Peloton Interactive's stock fell 24 percent last Thursday after CNBC reported that production of certain digitally linked bikes and treadmills (called treads) would be temporarily halted in February and March due to lack of demand.
According to the Wall Street Journal, CEO John Foley said the production stop announcement was false. but the company must cut costs. As an absolute last resort, the peloton boss did not rule out layoffs.
"We said layoffs would be the absolute last resort we would ever hope to pull," the CEO wrote in a note to employees. "However, we now have to review our organizational structure and the size of our team."

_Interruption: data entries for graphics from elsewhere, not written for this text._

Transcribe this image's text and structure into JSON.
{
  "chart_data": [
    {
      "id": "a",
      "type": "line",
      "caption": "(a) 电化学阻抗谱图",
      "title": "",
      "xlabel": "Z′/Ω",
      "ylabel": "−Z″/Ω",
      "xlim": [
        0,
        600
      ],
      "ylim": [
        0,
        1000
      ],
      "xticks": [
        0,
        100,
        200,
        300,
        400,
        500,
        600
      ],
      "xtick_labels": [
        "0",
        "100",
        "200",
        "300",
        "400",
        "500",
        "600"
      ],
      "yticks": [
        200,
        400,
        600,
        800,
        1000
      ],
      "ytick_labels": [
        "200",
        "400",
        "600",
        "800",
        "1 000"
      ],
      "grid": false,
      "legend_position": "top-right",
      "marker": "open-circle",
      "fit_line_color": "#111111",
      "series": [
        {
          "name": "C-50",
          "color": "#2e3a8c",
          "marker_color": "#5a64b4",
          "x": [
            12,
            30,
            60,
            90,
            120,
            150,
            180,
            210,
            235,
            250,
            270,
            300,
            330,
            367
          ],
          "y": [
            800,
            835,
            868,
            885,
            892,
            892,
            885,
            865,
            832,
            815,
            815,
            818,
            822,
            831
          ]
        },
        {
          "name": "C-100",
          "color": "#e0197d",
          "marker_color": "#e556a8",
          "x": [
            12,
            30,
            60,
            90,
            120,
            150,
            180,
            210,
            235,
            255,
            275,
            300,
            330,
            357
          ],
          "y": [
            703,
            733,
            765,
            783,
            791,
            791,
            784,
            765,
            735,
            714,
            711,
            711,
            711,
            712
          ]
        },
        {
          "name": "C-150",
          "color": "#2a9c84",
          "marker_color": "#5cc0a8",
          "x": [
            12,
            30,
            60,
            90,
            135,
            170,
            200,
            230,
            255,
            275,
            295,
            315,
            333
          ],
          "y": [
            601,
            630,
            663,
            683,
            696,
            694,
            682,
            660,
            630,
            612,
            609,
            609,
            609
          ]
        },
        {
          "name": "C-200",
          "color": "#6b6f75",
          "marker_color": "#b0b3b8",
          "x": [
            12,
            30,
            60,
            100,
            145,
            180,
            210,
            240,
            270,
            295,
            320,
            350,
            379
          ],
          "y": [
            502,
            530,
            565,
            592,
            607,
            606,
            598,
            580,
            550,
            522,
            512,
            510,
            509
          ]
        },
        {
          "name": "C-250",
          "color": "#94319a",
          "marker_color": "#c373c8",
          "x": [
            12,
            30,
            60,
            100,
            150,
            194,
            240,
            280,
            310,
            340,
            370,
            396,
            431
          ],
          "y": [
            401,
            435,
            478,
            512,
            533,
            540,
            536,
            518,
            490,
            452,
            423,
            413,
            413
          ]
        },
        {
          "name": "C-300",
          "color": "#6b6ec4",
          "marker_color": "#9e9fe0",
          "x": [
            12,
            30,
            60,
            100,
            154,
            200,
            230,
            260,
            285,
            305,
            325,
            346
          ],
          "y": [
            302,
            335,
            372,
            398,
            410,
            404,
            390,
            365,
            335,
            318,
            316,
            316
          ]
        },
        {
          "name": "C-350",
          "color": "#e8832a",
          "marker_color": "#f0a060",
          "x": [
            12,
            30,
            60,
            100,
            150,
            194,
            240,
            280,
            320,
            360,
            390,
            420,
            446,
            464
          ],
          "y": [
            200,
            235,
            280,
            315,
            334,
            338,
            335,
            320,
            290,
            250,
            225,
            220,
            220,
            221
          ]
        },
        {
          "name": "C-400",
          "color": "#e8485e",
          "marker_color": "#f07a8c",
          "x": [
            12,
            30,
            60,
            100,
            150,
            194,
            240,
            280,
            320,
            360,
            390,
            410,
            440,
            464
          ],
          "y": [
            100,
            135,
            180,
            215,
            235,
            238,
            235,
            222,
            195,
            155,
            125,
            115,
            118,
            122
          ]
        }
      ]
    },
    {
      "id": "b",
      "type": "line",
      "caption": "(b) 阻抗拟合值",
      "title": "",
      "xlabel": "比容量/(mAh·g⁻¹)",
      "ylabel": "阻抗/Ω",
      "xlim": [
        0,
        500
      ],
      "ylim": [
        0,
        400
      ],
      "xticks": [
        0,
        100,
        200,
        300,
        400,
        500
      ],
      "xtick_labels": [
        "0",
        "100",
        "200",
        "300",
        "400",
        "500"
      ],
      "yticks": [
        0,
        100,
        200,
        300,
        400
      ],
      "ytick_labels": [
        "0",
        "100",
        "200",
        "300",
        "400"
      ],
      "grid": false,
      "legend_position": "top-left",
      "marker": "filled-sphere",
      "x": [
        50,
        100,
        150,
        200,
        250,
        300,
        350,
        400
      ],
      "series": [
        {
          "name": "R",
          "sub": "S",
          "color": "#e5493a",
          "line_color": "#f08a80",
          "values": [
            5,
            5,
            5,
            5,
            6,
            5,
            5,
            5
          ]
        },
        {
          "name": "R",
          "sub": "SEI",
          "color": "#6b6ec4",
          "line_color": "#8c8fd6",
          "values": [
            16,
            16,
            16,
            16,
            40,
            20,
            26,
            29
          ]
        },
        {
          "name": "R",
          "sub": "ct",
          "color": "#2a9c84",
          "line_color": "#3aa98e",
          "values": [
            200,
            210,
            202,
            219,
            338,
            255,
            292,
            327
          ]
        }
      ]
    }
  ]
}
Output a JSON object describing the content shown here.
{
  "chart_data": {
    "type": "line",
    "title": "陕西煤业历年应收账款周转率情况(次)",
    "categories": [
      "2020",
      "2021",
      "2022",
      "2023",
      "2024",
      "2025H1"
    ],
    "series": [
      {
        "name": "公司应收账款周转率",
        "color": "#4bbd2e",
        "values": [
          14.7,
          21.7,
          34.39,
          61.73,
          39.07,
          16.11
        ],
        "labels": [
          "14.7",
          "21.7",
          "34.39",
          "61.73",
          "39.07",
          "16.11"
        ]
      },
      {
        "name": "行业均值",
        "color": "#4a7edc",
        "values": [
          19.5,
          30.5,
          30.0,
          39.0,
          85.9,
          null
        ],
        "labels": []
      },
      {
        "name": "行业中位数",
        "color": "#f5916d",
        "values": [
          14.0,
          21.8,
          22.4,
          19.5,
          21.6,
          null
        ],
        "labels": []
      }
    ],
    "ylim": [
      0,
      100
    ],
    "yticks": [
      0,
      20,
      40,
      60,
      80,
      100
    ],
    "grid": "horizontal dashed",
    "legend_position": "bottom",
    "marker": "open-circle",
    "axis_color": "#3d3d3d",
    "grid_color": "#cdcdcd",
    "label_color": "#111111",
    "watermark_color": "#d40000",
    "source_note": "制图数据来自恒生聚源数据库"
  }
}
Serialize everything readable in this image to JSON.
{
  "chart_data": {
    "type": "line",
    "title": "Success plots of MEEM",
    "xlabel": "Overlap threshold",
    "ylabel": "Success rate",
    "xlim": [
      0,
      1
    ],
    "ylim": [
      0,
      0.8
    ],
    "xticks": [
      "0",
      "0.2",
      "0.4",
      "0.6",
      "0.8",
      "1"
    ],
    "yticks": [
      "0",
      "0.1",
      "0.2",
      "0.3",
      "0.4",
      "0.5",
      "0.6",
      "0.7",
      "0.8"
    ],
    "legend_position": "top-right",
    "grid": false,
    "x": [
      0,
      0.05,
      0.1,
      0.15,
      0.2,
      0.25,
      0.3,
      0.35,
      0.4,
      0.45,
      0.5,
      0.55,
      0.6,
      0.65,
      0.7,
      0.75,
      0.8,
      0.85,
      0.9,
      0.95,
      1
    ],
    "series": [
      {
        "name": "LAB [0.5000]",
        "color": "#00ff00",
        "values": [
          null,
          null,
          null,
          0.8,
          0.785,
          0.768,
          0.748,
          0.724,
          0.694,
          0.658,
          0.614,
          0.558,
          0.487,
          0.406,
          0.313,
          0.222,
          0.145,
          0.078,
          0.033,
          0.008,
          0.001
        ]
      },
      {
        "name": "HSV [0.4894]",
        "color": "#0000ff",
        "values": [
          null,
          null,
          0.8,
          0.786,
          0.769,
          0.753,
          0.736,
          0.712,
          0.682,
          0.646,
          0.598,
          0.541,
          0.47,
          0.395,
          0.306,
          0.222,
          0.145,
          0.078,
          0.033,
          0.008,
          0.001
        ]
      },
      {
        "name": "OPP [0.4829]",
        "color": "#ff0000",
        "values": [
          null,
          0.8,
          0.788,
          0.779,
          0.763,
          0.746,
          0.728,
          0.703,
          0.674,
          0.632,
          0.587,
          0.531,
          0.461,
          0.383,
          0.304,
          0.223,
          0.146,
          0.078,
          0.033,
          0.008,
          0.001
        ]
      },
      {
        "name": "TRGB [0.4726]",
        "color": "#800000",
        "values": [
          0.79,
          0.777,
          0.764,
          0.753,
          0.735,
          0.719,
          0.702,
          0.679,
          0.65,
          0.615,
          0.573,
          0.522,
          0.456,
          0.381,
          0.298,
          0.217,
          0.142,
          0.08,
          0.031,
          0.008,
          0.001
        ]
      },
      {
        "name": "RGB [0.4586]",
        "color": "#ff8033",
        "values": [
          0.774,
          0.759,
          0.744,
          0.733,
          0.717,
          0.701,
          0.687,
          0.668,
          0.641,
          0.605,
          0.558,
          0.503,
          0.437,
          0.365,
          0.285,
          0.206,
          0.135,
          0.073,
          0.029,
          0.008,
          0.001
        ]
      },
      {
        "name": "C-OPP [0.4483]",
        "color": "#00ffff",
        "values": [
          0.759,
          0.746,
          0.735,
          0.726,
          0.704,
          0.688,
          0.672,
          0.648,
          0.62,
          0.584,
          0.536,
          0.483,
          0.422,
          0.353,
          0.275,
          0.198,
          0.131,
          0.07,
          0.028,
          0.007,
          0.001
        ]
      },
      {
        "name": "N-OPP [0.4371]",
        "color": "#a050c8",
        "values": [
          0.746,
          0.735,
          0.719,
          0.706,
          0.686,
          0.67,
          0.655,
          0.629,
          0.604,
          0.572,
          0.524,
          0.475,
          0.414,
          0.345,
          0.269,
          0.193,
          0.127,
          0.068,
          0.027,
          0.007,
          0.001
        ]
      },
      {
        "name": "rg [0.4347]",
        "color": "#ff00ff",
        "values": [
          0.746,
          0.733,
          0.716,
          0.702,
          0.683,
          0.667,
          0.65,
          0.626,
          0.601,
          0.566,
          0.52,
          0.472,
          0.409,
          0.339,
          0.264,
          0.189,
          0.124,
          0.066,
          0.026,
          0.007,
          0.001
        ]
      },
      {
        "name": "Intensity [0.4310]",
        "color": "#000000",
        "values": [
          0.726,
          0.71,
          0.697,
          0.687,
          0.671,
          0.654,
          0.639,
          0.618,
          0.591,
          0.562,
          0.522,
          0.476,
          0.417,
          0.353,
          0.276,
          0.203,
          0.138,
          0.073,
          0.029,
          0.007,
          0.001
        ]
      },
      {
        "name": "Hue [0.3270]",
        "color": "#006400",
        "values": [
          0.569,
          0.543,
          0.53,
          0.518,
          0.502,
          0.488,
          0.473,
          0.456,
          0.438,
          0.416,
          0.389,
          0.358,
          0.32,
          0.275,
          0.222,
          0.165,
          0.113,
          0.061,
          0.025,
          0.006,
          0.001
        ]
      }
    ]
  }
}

As of June 2021, the New York-based company employed around 6,700 people in the United States alone.
On Twitter, Foley tries to spread good cheer in the form of a steep upward curve of the number of subscribers that Peloton wants to help lead "a healthier, happier life."
But apparently Peloton is falling short of the company goals it has set itself.
In the US media, the reason for the decline in popularity of fitness bikes and courses via app and Internet is "the perceived end of the pandemic". Despite the omicron variant of the corona virus, people are apparently returning to the fitness centers.
An interactive peloton bike – delivered and set up on site – costs from €2,000 upwards. In addition, there is a monthly subscription from 39 euros to update the daily new courses. In times of rising prices, many people are apparently reconsidering whether they want to spend so much money on their workouts in the living room.